PROSTAT KANSERİNDE RADYOAKTİF ÇEKİRDEK TEDAVİSİ (BRAKİTERAPİ)
Radyoaktif çekirdek tedavisinde radyoaktif madde, direkt olarak kanserli dokunun içine konulmaktadır. Böylece dıştan yapılan radyoterapiden daha yüksek dozda ışın, daha az yan etkiyle kanserli dokuya verilebilmektedir. Iyot-125 veya Palladium-103, bu özelliklere sahip radyoaktif maddelerdir ve prostat kanserinin tedavisinde kullanılmaktadırlar.
PROSTAT BRAKİTERAPİSİ KİMLERE UYGULANABİLİR?
Prostat kanserinin, prostat içine radyoaktif çekirdek yerleştirilerek yapılan tedavisi (brakiterapi), dıştan yapılan radyasyon tedavisine alternatiftir. Bu nedenle prostata sınırlı, çevreye fazla yayılmamış kanserlerde kullanılır.

PROSTAT KANSERİNDE HIFU (HİGH INTENSİTY FOCUSED ULTRASOUND)
Yüksek frekanslı ses daldaları (ultrason), organların görüntülenmesi için kullanılmaktadır. Ultrason probundan üretilen ses dalgaları dokuya iletildiğinde, dokunun özelliğine göre bir kısmı emilir, bir kısmı geri yansır. Geri yansıyan ses dalgaları analiz edilerek görüntü hâline getirilir. Ses dalgaları dokulardan geçerken ısı oluşturur. Bu ısı, ses dalgaları bir noktaya odaklanmadığından önemsenecek derecede değildir. Fakat ses bir noktaya odaklanırsa ve gücü arttırılırsa, odak noktasında ısı yüksek olur. Bu ısı ile odak noktası yanar. Yanan yer sadece odak noktasıdır. Sesin geçtiği alanlarda yanma olmaz. Kanserli dokunun yok edilmesi için bu teknoloji kullanılmaktadır.
.

PROSTAT KANSERİNDE HIFU (HIGH INTENSITY FOCUSED ULTRASOUND)
Kalın bağırsaktan sokulan bir alet ile (prob) önce prostat değerlendirilir ve bilgisayar programı yardımıyla yakılacak yerler belirlenir. Daha sonra cihaz belirlenen yerleri yakar.
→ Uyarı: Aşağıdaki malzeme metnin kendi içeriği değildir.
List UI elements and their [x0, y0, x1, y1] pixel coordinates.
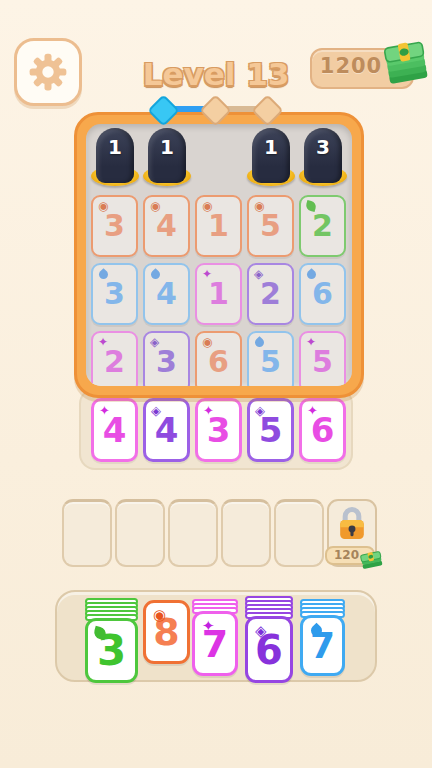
card-value: 5 — [312, 347, 333, 377]
empty-slot[interactable] — [115, 499, 165, 567]
hand-stack[interactable]: 8◉ — [143, 600, 190, 664]
staging-card[interactable]: 3✦ — [195, 398, 242, 462]
card-value: 6 — [311, 413, 335, 447]
sparkle-icon: ✦ — [98, 336, 108, 348]
sparkle-icon: ✦ — [307, 404, 318, 417]
hand-card-front: 7 — [300, 615, 345, 676]
board-card[interactable]: 1✦ — [195, 263, 242, 325]
board-card[interactable]: 5 — [247, 331, 294, 386]
hand-stack[interactable]: 7✦ — [192, 599, 238, 676]
card-value: 3 — [104, 279, 125, 309]
hand-card-front: 7✦ — [192, 611, 238, 676]
card-value: 4 — [156, 279, 177, 309]
counter-pin: 1 — [141, 126, 193, 190]
eye-icon: ◉ — [98, 200, 108, 212]
sparkle-icon: ✦ — [99, 404, 110, 417]
sparkle-icon: ✦ — [306, 336, 316, 348]
locked-slot[interactable]: 120 — [327, 499, 377, 567]
board-card[interactable]: 6◉ — [195, 331, 242, 386]
card-value: 2 — [260, 279, 281, 309]
eye-icon: ◉ — [150, 200, 160, 212]
padlock-icon — [333, 504, 371, 544]
game-board: 1113 3◉4◉1◉5◉2341✦2◈62✦3◈6◉55✦ — [74, 112, 364, 398]
board-card[interactable]: 4 — [143, 263, 190, 325]
counter-pin: 1 — [89, 126, 141, 190]
sparkle-icon: ✦ — [202, 619, 215, 634]
eye-icon: ◉ — [202, 200, 212, 212]
card-value: 4 — [156, 211, 177, 241]
card-value: 3 — [207, 413, 231, 447]
gem-icon: ◈ — [255, 624, 267, 639]
board-card[interactable]: 3◉ — [91, 195, 138, 257]
staging-card[interactable]: 6✦ — [299, 398, 346, 462]
game-screen: 1200 Level 13 4✦4◈3✦5◈6✦ 1113 3◉4◉1◉5◉23… — [0, 0, 432, 768]
gem-icon: ◈ — [150, 336, 159, 348]
card-value: 6 — [312, 279, 333, 309]
staging-panel: 4✦4◈3✦5◈6✦ — [79, 388, 353, 470]
hand-card-front: 6◈ — [245, 616, 293, 683]
money-icon-small — [357, 544, 385, 572]
level-title: Level 13 — [0, 56, 432, 92]
counter-value: 1 — [252, 128, 290, 183]
board-card[interactable]: 5◉ — [247, 195, 294, 257]
empty-slot[interactable] — [168, 499, 218, 567]
gem-icon: ◈ — [255, 404, 265, 417]
counter-value: 1 — [96, 128, 134, 183]
empty-slot[interactable] — [274, 499, 324, 567]
card-value: 1 — [208, 279, 229, 309]
card-value: 6 — [208, 347, 229, 377]
board-card[interactable]: 5✦ — [299, 331, 346, 386]
board-card[interactable]: 3 — [91, 263, 138, 325]
board-card[interactable]: 3◈ — [143, 331, 190, 386]
card-value: 5 — [260, 347, 281, 377]
empty-slot[interactable] — [221, 499, 271, 567]
card-value: 1 — [208, 211, 229, 241]
eye-icon: ◉ — [254, 200, 264, 212]
counter-value: 3 — [304, 128, 342, 183]
hand-stack[interactable]: 6◈ — [245, 596, 293, 683]
hand-card-front: 3 — [85, 618, 138, 683]
card-value: 4 — [155, 413, 179, 447]
card-value: 3 — [104, 211, 125, 241]
sparkle-icon: ✦ — [203, 404, 214, 417]
staging-card[interactable]: 4◈ — [143, 398, 190, 462]
hand-card-front: 8◉ — [143, 600, 190, 664]
staging-card[interactable]: 4✦ — [91, 398, 138, 462]
counter-value: 1 — [148, 128, 186, 183]
eye-icon: ◉ — [153, 608, 166, 623]
hand-stack[interactable]: 3 — [85, 598, 138, 683]
board-card[interactable]: 6 — [299, 263, 346, 325]
eye-icon: ◉ — [202, 336, 212, 348]
staging-card[interactable]: 5◈ — [247, 398, 294, 462]
board-card[interactable]: 2✦ — [91, 331, 138, 386]
card-value: 5 — [260, 211, 281, 241]
board-card[interactable]: 1◉ — [195, 195, 242, 257]
board-card[interactable]: 2 — [299, 195, 346, 257]
card-value: 5 — [259, 413, 283, 447]
sparkle-icon: ✦ — [202, 268, 212, 280]
counter-pin: 3 — [297, 126, 349, 190]
counter-pin: 1 — [245, 126, 297, 190]
card-value: 2 — [312, 211, 333, 241]
hand-stack[interactable]: 7 — [300, 599, 345, 676]
card-value: 3 — [156, 347, 177, 377]
gem-icon: ◈ — [254, 268, 263, 280]
empty-slot[interactable] — [62, 499, 112, 567]
gem-icon: ◈ — [151, 404, 161, 417]
board-card[interactable]: 4◉ — [143, 195, 190, 257]
card-value: 2 — [104, 347, 125, 377]
card-value: 4 — [103, 413, 127, 447]
board-card[interactable]: 2◈ — [247, 263, 294, 325]
board-grid: 1113 3◉4◉1◉5◉2341✦2◈62✦3◈6◉55✦ — [86, 124, 352, 386]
HIFU işlemi ameliyathanede, anestezi altında yapılmaktadır.
Ancak bu yöntem uzun yıllardır denenmesine rağmen yaygın kullanım alanı bulamamıştır. Bunun da en büyük nedeni prostat kanserinin görüntülenebilme zorluklarıdır. Klavuzlarda deneysel tedavi kapsamında kullanılması gerektiği belirtilmektedir.